ドレフノフスキー方式とよばれる方法

ドレフノフスキー方式とよばれるこの方法は、福祉の限界点と到達点の二基準点を設定し、現実の水準が二つの基準点の間のどこにあるかによって、得点を算定する方法をとった。この方法をとり入れた、東京都と東京大学富永研究室によって行われた『二基準点方式による福祉指標作成のこころみ』(一九七二)は、福祉の分野を十に分類し(所得・消費、健康、住生活、労働、余暇、教育、連帯、交通通信、安全、自然環境)、それを、個人生活、生活環境、公共部門の三つの視点から百八十項目を立てて評価している。その目的は、GNP至上主義を批判し、それと同時に欲望の種類を体系的に分類して、生活の福祉水準を高めるために国および地方自治体がどのような政策をとればよいかを示唆しようとするものであった。

経済成長に伴う環境破壊や公害や通勤事情の悪化や交通事故など、反福祉的な要素に対して、アメリカの有名な統計学者、アーヴィングーフィツシャーは、「産業活動のおかげで自然破壊が生じることは、台所を広げて庭をつぶすにひとしい」と言ったが、それらの反福祉的要素と福祉的要素をさし引きする試みを行ったのが、A・W・ザメッツである(『社会変化の指標』ラッセルーセージ財団、一九六八)。
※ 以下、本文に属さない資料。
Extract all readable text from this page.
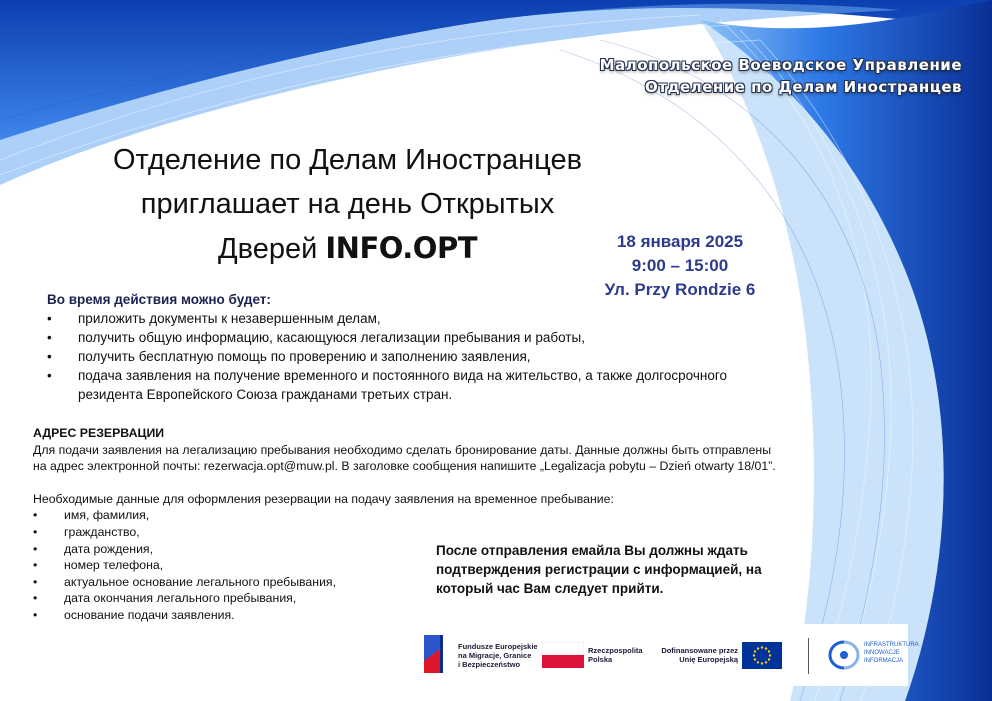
Малопольское Воеводское Управление
Отделение по Делам Иностранцев
Отделение по Делам Иностранцев
приглашает на день Открытых
Дверей INFO.OPT	18 января 2025
9:00 – 15:00
Ул. Przy Rondzie 6
Во время действия можно будет:
•	приложить документы к незавершенным делам,
•	получить общую информацию, касающуюся легализации пребывания и работы,
•	получить бесплатную помощь по проверению и заполнению заявления,
•	подача заявления на получение временного и постоянного вида на жительство, а также долгосрочного резидента Европейского Союза гражданами третьих стран.
АДРЕС РЕЗЕРВАЦИИ
Для подачи заявления на легализацию пребывания необходимо сделать бронирование даты. Данные должны быть отправлены
на адрес электронной почты: rezerwacja.opt@muw.pl. В заголовке сообщения напишите „Legalizacja pobytu – Dzień otwarty 18/01”.
Необходимые данные для оформления резервации на подачу заявления на временное пребывание:
•	имя, фамилия,
•	гражданство,
•	дата рождения,
•	номер телефона,
•	актуальное основание легального пребывания,
•	дата окончания легального пребывания,
•	основание подачи заявления.
После отправления емайла Вы должны ждать
подтверждения регистрации с информацией, на
который час Вам следует прийти.
Fundusze Europejskie
na Migracje, Granice
i Bezpieczeństwo
Rzeczpospolita
Polska
Dofinansowane przez
Unię Europejską
INFRASTRUKTURA
INNOWACJE
INFORMACJA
ザメッツは一九六八年から七六年に至る変化を「福祉的GNP」として試算したが、この考えを参考にして日本で作られたのがNNW(ネットーナショナルーウェルフェア)である。

NNWは、六項目のプラス項目と、三項目のマイナス項目を、価格に換算して、一九五五年から七〇年まで、五年おきに算定している。たとえば余暇時間や個人耐久消費財サービスや市場外活動はプラスの項目に、環境汚染や環境維持経費はマイナスの項目に分類された。このうち、マイナス指標がとくに不十分であると批判されているが、これらの指標は経済企画庁の「国民生活指標」(NSI)として再度見直され、諸外国との比較も行われて、改善の作業がつづけられている。

経済審議会、NNW開発委員会『NNW開発委員会報告新しい福祉指標NNW』一九七三以上、生活水準の評価にかんしての簡単なスケッチを試みたが、豊かさに対して人びとが、モノとカネだけでなくどのように多面的に考えてきたかがうかがわれる。包括的な豊かさの測定と言ってもよい生活水準論の中に、私たちが、豊かさについて考えなければならない、多くの示唆が含まれている。

物的な、あるいはおかねの分量だけでなく、生活の自立や自由、創造的活動、地域社会での連帯や人権、自然環境も含めて、私たちは、それらを、豊かさの重要な要素として考えなければならなくなった。豊かさは、それぞれの個人の生き方の問題であると同時に、社会や政治の問題ときり離すことができないことがあきらかになった。今日もなお、貧富の格差は厳然としてある。しかしその一方で、豊かな人と貧しい人を分けることは、それほど簡単ではなくなってきた。